ETHEL ROSENBERG: Beyond the Myths

By

Pub Date: May 9th, 1988
Publisher: Watts

A detailed new look at the short and tragic life of Ethel Rosenberg, who, with her husband, Julius, was executed 35 years ago on charges of plotting to give the secret of the atomic bomb to the Soviet Union--charges that have, over the years, remained open to question. Philipson's interpretation is aided by recently released materials from FBI files, as well as by interviews with Ethel's psychiatrist, friends, and family. What she depicts is an unexceptional life, working-class in its roots, never able to lift out of the cycle of daily struggle, just as--except for a few months in a D.C. job--it never was lived outside of the confines of Lower Manhattan.

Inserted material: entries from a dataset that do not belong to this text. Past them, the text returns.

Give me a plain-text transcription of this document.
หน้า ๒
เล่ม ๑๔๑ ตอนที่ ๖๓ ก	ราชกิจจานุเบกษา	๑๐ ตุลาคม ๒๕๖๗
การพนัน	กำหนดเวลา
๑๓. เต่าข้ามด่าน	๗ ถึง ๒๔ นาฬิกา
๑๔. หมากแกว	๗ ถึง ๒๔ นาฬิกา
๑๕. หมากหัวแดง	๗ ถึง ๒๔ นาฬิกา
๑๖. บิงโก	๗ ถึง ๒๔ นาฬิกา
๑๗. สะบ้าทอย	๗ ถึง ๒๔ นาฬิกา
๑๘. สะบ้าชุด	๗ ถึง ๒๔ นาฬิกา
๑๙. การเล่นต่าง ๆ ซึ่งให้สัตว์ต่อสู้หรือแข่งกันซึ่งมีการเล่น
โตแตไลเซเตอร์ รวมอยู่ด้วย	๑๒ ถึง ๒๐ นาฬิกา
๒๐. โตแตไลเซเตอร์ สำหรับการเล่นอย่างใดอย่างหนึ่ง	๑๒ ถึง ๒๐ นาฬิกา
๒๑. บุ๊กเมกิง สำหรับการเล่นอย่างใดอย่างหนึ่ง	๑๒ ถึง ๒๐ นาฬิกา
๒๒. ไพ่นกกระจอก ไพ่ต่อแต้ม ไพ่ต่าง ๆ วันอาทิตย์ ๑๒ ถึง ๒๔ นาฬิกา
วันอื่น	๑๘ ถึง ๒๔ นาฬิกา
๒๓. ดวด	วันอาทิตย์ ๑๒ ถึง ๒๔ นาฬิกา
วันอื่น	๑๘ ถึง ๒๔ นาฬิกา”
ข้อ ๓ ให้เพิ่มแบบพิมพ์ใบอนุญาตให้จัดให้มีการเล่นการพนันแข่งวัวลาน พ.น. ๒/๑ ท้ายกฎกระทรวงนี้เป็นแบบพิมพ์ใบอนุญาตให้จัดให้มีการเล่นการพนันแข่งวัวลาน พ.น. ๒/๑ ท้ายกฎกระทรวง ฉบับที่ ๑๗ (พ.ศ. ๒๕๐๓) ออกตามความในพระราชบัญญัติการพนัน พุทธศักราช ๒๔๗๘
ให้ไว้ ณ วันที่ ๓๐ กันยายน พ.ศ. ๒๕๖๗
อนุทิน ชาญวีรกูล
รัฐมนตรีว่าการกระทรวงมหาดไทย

But despite the supposed wealth of new materials, Philipson fails to offer any major new insights into Ethel's life. (For instance, while discussing Ethel's courtship with Julius, the author expends three full pages on the new liberality of sexual ethics in Ethel's circle, only to express ignorance of Ethel's premarital experience.) In the end, Philipson fails to venture a guess as to the validity of the jury's ""guilty"" verdict, choosing instead to incriminate others--Judge Kaufman, Herbert Brownell, President Eisenhower--for not being lenient. The reader is left with the assumption that the Rosenbergs were victims, not of their own duplicity, but of their times (even though the current Chief Justice, Rehnquist, is represented in a memo in which he wrote: ""It is too bad that drawing and quartering has been abolished""). A good job of extracting much out of a simple life, but it contributes little new to the historical argument.